A Fabry-Perot device consists of two plane parallel, highly reflecting surfaces, or mirrors, separated by a distance, L. When the mirrors are fixed at distance L, the device is called an etalon. When L can be varied the device is called an interferometer. A Fabry-Perot etalon operates on the principle of multiple interference of the waves reflected or transmitted by the mirrors. If L is a multiple of .pi., then the transmitted waves destructively interfere and the light incident upon the device is ideally totally reflected by the etalon. If L is a multiple of 2.pi., all the light is ideally transmitted by the etalon (assuming no absorption losses).
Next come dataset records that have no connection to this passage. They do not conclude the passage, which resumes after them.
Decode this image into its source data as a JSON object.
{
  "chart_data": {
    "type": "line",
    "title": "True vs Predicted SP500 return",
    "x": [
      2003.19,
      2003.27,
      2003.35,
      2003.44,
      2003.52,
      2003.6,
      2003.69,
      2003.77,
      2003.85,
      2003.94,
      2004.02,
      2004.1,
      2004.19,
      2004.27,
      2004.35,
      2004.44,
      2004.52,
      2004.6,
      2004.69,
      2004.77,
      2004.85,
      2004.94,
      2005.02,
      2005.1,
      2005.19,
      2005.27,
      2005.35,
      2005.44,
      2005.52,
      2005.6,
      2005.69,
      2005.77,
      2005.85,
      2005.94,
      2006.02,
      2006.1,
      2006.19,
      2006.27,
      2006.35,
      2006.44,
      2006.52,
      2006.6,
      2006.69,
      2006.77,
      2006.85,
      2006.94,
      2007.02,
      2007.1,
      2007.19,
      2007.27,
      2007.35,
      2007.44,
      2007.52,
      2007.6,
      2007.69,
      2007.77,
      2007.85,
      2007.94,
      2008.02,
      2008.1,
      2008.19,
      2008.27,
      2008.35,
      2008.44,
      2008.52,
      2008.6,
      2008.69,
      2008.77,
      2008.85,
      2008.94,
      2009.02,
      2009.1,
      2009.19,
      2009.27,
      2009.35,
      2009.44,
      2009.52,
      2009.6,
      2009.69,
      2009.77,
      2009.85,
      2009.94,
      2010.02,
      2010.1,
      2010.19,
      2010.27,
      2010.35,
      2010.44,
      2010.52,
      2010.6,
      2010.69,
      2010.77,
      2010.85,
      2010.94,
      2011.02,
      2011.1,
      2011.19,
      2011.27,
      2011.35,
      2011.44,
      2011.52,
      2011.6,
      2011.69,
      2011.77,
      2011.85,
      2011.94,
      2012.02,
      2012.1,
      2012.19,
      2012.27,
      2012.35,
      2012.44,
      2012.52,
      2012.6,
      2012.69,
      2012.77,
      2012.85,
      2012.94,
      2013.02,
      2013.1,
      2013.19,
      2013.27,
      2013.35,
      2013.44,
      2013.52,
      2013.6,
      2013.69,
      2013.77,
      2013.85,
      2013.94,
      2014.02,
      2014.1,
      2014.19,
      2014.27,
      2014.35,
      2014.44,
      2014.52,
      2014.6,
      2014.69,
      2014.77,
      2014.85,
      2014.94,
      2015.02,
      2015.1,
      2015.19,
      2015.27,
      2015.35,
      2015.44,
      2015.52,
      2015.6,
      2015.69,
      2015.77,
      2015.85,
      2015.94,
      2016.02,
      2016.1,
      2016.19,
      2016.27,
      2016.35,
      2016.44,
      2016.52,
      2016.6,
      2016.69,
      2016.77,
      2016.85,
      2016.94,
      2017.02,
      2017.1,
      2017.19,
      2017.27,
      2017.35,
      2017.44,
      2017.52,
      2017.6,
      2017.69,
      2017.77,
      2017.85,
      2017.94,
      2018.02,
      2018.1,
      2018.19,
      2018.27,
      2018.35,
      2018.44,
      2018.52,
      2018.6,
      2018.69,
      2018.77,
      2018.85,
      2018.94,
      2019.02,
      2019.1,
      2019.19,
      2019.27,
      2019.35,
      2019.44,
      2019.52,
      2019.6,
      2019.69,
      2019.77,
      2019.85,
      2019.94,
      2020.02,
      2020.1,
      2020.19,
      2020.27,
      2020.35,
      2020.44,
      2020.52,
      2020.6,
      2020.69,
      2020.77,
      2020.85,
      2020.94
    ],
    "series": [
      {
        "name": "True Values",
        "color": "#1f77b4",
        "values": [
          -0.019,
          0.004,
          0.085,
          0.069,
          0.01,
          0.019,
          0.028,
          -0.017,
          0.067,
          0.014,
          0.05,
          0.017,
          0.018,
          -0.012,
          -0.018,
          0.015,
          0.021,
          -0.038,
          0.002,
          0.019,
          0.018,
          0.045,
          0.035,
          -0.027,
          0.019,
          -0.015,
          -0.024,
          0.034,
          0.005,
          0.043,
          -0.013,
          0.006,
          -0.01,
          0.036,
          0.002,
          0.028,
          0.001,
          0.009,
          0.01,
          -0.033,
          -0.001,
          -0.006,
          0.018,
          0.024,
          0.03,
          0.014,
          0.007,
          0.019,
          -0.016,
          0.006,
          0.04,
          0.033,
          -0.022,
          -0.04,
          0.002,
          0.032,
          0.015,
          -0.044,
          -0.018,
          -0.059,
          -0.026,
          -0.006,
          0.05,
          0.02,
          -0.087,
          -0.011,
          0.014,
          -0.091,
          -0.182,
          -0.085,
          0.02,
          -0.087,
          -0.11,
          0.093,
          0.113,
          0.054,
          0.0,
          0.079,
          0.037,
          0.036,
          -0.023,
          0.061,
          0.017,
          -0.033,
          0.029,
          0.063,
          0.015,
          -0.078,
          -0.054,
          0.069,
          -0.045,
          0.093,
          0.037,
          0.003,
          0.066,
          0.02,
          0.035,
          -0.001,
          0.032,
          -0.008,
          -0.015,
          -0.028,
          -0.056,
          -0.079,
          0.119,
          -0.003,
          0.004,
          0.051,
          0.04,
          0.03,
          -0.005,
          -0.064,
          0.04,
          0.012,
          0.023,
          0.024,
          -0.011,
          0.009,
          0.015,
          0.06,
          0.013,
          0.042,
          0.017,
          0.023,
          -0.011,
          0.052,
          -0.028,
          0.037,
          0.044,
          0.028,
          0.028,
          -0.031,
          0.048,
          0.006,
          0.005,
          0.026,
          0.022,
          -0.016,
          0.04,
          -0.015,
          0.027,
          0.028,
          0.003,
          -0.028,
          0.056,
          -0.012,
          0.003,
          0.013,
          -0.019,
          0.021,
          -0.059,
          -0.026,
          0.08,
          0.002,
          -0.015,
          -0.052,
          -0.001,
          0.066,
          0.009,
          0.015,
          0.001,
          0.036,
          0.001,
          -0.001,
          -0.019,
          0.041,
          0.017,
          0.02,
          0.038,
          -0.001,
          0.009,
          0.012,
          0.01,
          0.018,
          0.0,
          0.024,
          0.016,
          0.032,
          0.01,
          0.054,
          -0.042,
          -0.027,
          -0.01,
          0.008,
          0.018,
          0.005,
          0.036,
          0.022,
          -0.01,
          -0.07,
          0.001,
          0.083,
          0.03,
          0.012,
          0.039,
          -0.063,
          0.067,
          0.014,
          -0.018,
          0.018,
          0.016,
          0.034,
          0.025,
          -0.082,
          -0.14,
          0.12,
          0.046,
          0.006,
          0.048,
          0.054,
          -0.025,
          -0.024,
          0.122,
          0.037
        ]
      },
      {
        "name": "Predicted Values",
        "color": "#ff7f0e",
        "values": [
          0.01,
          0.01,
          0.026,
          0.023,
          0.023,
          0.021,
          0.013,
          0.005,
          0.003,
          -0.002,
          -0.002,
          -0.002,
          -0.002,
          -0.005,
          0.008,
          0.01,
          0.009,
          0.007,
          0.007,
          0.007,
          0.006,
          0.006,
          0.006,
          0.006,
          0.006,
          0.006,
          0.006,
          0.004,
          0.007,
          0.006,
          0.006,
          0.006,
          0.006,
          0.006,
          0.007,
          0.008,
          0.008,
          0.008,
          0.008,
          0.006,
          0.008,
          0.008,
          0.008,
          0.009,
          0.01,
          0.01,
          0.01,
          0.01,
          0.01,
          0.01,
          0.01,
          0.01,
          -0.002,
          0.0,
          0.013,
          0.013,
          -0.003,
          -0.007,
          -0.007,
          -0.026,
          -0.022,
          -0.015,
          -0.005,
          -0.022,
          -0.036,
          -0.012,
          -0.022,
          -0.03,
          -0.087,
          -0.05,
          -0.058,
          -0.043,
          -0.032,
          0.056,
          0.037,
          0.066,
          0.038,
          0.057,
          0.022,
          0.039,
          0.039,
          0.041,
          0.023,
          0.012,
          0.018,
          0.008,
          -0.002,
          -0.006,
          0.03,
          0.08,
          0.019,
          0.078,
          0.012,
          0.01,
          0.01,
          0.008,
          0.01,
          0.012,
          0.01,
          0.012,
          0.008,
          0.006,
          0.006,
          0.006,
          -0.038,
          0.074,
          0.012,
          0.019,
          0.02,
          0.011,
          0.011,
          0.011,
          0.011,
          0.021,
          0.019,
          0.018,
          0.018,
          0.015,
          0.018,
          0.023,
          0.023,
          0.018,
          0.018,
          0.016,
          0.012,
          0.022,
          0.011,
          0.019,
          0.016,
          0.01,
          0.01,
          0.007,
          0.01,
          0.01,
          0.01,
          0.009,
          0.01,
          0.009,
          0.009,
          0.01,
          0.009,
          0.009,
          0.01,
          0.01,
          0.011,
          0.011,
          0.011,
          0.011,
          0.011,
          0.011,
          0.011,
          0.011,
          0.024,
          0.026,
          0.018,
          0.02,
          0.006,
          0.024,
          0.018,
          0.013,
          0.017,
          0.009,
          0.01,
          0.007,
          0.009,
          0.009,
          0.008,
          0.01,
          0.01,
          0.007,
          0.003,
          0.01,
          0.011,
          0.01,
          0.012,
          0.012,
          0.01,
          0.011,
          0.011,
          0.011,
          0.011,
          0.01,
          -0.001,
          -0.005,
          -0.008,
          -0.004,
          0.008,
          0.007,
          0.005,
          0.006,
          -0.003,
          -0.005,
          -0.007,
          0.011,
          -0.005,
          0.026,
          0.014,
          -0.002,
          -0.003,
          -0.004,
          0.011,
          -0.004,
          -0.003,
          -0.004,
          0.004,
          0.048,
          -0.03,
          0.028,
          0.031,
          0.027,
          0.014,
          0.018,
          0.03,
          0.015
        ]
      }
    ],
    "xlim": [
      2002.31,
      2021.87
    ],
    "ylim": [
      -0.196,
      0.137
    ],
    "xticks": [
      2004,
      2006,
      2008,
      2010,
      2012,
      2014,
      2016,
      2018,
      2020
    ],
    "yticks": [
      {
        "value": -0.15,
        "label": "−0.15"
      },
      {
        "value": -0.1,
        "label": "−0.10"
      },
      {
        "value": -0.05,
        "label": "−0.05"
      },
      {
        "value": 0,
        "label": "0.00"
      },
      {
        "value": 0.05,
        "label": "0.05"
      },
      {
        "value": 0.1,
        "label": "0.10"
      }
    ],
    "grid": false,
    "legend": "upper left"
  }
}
If the etalon thickness is somewhere in between .pi. and 2.pi., then partial transmission or reflection occurs. If the optical thickness of the etalon can be changed, the etalon operates as a variable modulator.
Miller et al., U.S. Pat. No. 4,790,643, disclose an optically bistable device comprising a Fabry-Perot etalon containing an intracavity, optically non-linear, nematic liquid crystal material. The device provides an electro-optic bistable switch that is designed to modulate a monochromatic or coherent light source. Since the liquid crystal of this device is neither chiral or ferroelectric, the switching speed of this particular optical modulator is relatively slow.